The updated guidelines GINA and SATS now include addition of long-acting muscarinic antagonists (LAMAs) in steps 4 and 5.

Lung function should be measured annually in patients with asthma to objectively measure lung function impairment

One of the key messages of the latest version of the South African Thoracic Society (SATS) guideline is to incorporate the use of a LAMA in combination with inhaled corticosteroid long-acting beta2-agonist (ICS-LABA).


LAMAs are recommended as monotherapy for patients with moderate COPD. In asthma, when added to maintenance treatment with ICS alone or ICS/LABA, they improve lung function and may reduce the risk of exacerbations. Their effect on asthma symptoms is less consistent. They should be considered in patients who are uncontrolled on medium- to high-dose ICS-LABA.

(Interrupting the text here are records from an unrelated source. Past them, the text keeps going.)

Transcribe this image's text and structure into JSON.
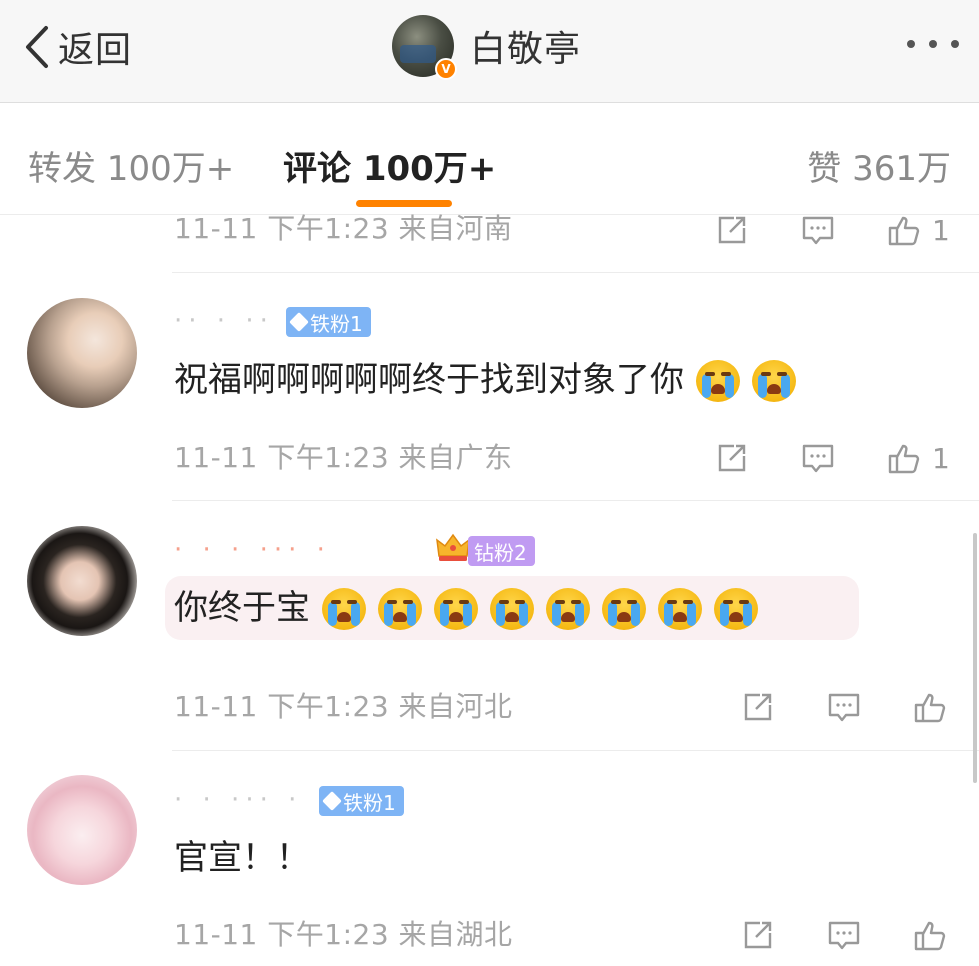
{
  "header": {
    "back_label": "返回",
    "title": "白敬亭",
    "verified_badge": "V",
    "more_icon": "more-dots-icon"
  },
  "tabs": {
    "forward": "转发 100万+",
    "comment": "评论 100万+",
    "like": "赞 361万",
    "active_color": "#ff8200"
  },
  "comments": [
    {
      "content": "",
      "meta": "11-11 下午1:23 来自河南",
      "like_count": "1"
    },
    {
      "username": "·· ·  ··",
      "fan_badge": "铁粉1",
      "content": "祝福啊啊啊啊啊终于找到对象了你",
      "emoji_count": 2,
      "meta": "11-11 下午1:23 来自广东",
      "like_count": "1"
    },
    {
      "username": "·  ·  ·  ···  ·",
      "fan_badge": "钻粉2",
      "content": "你终于宝",
      "emoji_count": 8,
      "meta": "11-11 下午1:23 来自河北",
      "like_count": ""
    },
    {
      "username": "· · ···  ·",
      "fan_badge": "铁粉1",
      "content": "官宣！！",
      "emoji_count": 0,
      "meta": "11-11 下午1:23 来自湖北",
      "like_count": ""
    }
  ],
  "colors": {
    "iron_badge": "#7eb4f5",
    "diamond_badge": "#c09bf2",
    "meta_text": "#a6a6a6"
  }
}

There are currently no data to guide the clinician’s decision on whether to add a LAMA or ‘step up’ to a higher dose of ICS in a patient uncontrolled on medium ICS-LABA. Prescription of a LAMA should be considered in patients who are uncontrolled on high-dose ICS-LABA.


The Global Initiative for Asthma Strategy 2021 includes add-on LAMAs. Step 5 recommendations for add-on LAMA have been expanded to include combination ICS-LABA-LAMA, if asthma is persistently uncontrolled despite ICS-LABA.

Add-on tiotropium in separate inhaler (ages ≥6 years)

Triple combinations (ages ≥18 years): beclometasone-formoterol-glycopyrronium; fluticasone furoate-vilanterol-umeclidinium; mometasone-indacaterol-glycopyrronium.

Adding a LAMA to medium or high dose ICS-LABA modestly improves lung function but not symptoms. In some studies, an add-on LAMA modestly increased the time to severe exacerbation requiring oral corticosteroids. For patients with exacerbations, it is important to ensure that the patient receives sufficient ICS, ie at least medium dose ICS-LABA, before considering adding a LAMA.


Take-home messages from SATS guidance include:

SA has one of the highest reported asthma mortality rates, despite availability of ICS in all sectors of the healthcare system

Patients with so-called ‘mild’ asthma are at risk for acute exacerbations and death, and should have an ICS included in their management strategy

Early diagnosis and control of asthma will reduce morbidity and mortality, and most people with asthma can lead a normal life with optimal control

Long-term use of oral corticosteroids is strongly discouraged owing to their severe side-effect profile

Inhaler technique and adherence must be addressed at every consultation before making any change in drug therapy. Poor technique is one of the most common causes of poor asthma control

Lung function should be measured annually in patients with asthma to objectively measure lung function impairment. At each clinic visit, a simple and validated scoring method such as the Asthma Control Test (ACT) should be used to determine current asthma control

• Where possible, patient preference should be considered in the selection of inhaler device (dry powder or pressurised metered dose inhaler (pMDI)). Adequate instruction in inhaler technique is essential and should be checked at every visit

• Well-controlled asthma does not appear to be a risk factor for severe acute respiratory syndrome coronavirus 2 (SARS-CoV-2) infection and coronavirus disease 2019 (Covid-19). Poor asthma control requiring the use of oral corticosteroids may increase the risk for Covid-19.